Legalizing same-sex marriage would be the first step toward establishing adoption rights for same-sex couples in a country like India, which is rich in customs and culture. Marriage, on the other hand, is predominantly viewed as a religious ceremony in India, and is governed mostly by personal laws and customs. As a result, for Indian society to accept same-sex love and marriage, a paradigm shift is required.

Courts are now magnifying the rights of LGBTQ people by adopting a progressive approach. It’s high time for the legislation to grant the LGBTQ people their long-overdue rights. Despite the fact that society is not prepared in this circumstance, the government must intervene to help LGBTQ couples.

Emotions, as well as cultural and societal standards, play a role in marriage. When two individuals get together to form a family and raise children, it is critical that they love and respect each other.

Even single parents find the notion that same-sex couples are incapable of raising children to be ludicrous and insulting. Children have the right to be raised in a loving and caring environment.

The parents must be physically fit, financially sound, intellectually aware, and highly motivated to adopt a kid, according to the Juvenile Justice (Care and Protection of Children) Act, 2000. And that has to be the only thing that comes to mind. The quality of parenting cannot be judged depending on the guardian’s sexuality or marital status. These are the grey areas in which the government must evolve rather than imitate social morals.
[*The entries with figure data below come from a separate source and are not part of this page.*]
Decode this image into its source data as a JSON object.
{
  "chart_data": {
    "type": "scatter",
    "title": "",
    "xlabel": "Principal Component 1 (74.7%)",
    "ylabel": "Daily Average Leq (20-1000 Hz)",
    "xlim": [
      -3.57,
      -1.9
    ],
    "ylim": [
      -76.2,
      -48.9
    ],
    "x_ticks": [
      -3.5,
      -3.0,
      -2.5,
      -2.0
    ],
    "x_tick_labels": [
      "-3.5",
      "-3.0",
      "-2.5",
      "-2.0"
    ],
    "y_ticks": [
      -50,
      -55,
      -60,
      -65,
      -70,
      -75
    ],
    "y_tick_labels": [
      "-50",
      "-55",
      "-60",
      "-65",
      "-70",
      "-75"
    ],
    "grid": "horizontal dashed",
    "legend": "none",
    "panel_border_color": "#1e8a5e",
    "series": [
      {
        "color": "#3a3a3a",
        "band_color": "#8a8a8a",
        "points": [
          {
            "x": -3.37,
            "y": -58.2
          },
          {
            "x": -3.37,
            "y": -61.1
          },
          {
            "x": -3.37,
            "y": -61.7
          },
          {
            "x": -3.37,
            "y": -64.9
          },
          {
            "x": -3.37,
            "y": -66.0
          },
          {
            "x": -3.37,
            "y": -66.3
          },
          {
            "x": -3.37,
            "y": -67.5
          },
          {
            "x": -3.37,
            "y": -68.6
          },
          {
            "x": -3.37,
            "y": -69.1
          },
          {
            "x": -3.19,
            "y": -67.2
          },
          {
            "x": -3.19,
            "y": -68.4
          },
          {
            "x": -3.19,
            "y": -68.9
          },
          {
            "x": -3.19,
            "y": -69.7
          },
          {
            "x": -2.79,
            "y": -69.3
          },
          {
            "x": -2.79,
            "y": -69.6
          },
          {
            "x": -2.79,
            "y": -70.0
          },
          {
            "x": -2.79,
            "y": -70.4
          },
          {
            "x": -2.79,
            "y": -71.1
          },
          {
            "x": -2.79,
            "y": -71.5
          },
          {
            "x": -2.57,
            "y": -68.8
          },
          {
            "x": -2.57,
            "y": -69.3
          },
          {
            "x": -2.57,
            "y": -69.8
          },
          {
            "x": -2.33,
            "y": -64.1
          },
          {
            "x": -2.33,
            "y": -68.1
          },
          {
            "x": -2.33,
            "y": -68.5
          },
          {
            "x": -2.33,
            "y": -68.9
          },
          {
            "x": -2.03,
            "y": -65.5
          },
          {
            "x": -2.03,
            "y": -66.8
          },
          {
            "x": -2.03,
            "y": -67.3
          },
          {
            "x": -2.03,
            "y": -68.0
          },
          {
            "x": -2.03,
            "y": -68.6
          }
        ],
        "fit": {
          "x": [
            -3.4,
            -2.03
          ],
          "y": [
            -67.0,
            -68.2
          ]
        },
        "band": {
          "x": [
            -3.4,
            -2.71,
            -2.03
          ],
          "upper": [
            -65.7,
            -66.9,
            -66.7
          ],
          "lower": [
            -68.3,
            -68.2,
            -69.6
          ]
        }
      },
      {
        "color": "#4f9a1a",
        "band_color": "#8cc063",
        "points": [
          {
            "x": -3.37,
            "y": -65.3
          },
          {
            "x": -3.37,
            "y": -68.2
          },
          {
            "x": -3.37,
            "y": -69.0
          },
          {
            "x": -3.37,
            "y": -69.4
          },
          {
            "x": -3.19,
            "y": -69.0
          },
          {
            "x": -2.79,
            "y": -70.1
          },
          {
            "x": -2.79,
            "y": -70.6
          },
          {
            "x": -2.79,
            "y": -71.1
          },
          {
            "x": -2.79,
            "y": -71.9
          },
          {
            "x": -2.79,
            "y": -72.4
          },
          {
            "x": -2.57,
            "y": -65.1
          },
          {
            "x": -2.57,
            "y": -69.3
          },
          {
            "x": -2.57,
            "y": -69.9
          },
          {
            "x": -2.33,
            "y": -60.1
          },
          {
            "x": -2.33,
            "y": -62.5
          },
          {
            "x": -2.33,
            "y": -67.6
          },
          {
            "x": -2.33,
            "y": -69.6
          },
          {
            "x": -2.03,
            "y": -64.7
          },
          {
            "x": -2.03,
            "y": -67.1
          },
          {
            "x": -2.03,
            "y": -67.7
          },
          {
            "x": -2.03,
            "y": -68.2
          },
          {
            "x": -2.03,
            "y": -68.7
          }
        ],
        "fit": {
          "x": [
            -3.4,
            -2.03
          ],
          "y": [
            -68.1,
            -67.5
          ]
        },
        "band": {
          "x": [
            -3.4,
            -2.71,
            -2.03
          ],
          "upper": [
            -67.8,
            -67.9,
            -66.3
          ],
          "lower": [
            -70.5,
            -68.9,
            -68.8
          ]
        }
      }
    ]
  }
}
In India, homosexuality was decriminalised in 2018, and the rights of LGBTQIA+ people were just recently recognised. It’s worth noting that both acts controlling adoption were enacted at a time when homosexuality was illegal. Since the status has been legally changed, it is now necessary to realise the community’s rights and receive treatment that is equivalent to that of the heterosexual portion of society. Governments should support sensitization efforts to dispel falsehoods and cultural stigmas around community members’ lifestyles and relationships.

The Navtej Singh Johar decision was a significant step forward in improving the community’s place in society, but both the judiciary and the legislature still have a lot of work to do. Not only should the state allow same-sex marriages, but it should also alter existing legislation to recognise adoption by same-sex couples.